A package repository is a storage that contains Fractal packages. Many
implementations are possible, including remote and local
implementations, implementations based on a file system, on a database,
using JDBC, JDO... This section only specifies the APIs that a package
repository must implement:

package
org.objectweb.fractal.jar.api;

interface PackageSource {
  Iterator<String>
getPackageNames ();
  Package getPackage (String
name);
  Iterator<String>
getPackageDependencies (String pkg);
  Iterator<String>
getDependentPackages (String pkg);
  Iterator<String>
findPackages (String itf);
}

interface PackageRepository
extends PackageSource {
  void addPackage (byte[]
pkg);
  void addPackage (String
name, PackageSource src);
  void removePackage (String
name);
}

interface Package {
  String getName ();
  Iterator<String>
getFileNames ();
  byte[] getContent ();
  byte[] getFile (String
name);
}

A PackageSource is an
immutable package repository. It provides operations to get the names
of the packages in the repository, to get a given package, to get the
direct (strong and loose) dependencies of a package (as a list of
package names), to get the packages that (strongly or loosely) directly
depends on a given package (again as a list of package names), and to
find the packages that provide a given interface (this operation can be
implemented on top of the other methods, but doing so could be very
inefficient, in particular with remote package sources; this is why
this non primitive method is included in this interface).

A PackageRepository is a
mutable package source. It provides operations to add and remove
packages from the repository (note that a new package can be added
either from scratch or from an existing repository).

The Package interface
represents a package, and gives read only access to its name, to the
names of the files it contains, to the content of the package in far
file format, and to the content of each individual file it contains.

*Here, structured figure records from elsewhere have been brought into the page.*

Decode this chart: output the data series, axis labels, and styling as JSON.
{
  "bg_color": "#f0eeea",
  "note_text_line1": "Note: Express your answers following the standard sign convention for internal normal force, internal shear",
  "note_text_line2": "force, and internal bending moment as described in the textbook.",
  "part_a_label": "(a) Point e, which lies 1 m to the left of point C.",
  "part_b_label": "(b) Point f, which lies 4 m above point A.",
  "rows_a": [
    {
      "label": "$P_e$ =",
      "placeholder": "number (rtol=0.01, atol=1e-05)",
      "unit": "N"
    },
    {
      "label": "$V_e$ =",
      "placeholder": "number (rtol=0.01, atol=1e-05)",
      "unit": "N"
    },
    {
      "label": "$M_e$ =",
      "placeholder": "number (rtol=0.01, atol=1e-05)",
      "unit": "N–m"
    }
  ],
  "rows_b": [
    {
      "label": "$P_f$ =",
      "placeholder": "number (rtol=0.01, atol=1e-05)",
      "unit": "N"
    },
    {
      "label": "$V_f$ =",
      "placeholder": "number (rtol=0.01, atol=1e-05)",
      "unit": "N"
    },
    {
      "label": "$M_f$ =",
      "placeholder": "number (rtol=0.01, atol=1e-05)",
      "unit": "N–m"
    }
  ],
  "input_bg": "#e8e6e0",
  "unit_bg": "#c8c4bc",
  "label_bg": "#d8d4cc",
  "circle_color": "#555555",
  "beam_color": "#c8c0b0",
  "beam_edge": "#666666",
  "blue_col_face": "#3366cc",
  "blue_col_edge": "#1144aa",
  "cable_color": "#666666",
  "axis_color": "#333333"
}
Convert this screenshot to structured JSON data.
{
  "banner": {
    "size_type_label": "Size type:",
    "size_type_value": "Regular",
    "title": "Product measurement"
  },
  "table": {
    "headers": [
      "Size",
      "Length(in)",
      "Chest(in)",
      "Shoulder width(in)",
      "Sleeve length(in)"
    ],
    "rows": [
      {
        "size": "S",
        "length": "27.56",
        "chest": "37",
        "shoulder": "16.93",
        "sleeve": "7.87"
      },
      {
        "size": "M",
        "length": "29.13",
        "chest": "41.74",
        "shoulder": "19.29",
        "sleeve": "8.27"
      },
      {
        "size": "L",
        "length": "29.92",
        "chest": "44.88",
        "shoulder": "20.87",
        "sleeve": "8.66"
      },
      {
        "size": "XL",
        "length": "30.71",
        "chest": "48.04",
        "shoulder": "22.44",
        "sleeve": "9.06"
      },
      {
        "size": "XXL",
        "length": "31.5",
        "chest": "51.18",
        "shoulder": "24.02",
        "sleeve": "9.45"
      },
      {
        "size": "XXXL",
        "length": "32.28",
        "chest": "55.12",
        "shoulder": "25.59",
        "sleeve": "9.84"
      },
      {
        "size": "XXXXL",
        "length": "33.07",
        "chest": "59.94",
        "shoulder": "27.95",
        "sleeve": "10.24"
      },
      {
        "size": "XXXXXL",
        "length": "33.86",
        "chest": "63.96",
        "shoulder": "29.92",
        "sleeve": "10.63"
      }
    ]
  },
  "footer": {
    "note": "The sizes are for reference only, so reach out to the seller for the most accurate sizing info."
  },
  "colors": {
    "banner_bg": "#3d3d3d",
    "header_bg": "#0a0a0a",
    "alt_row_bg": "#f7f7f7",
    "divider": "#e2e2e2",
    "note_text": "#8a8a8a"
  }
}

A package source or a package repository R must always be self
contained, i.e. for each (strong or loose) dependency of each package
in R, the (or a) package satisfying this dependency must be available
in R. The add and remove operations must preserve this property. As a
consequence:

• the add(byte[]) operation can only be used for a package without dependencies, or whose dependencies are already satisfied by the packages already available in the repository.
• the add(String, PackageSource) operation must retreive from the given source the package whose name is given, as well as all the packages that are necessary to satisfy its dependencies, and so on recursively. Note that all these packages can be retrieved from the given source, since, by hypothesis, it must itself be self contained.
  
• the remove operation must remove not only the package whose name is given, but also all the packages that depends on this package, and so on recursively.

Several packages can contain the same version of the same file. For
example, the packages for a client component and for a server component
both contain the file that defines the signature of the interface used
by these components to communicate. A package source or a package
repository must therefore ensure that all the definitions of a given
file are equal in all the packages that contain this file.

Notes:

• in the above interfaces, the package, interface and file names given as argument or returned as result are supposed to include a name and an optional version, separated by '-'.
• in the above interfaces, all the iterators provide read only access, i.e. their remove method does nothing.
• there is no need for a separate interface to allow users to choose one component when several components can satisfy a loose dependency: indeed the PackageSource interface can be used for that, if it is implemented as a proxy to an existing package source, and with a find method based on policies or interactive user feedback.
• the above API can be used by graphical or web based tools to manage package repositories, as well as by "loader" components in order to instantiate an application from one or more packages.
• the getPackageDependencies and getDependentPackages operations are not defined in the Package interface because they do not have an absolute meaning, unlike the methods of the Package interface: indeed the result of these methods depends on the other packages that are available in the repository.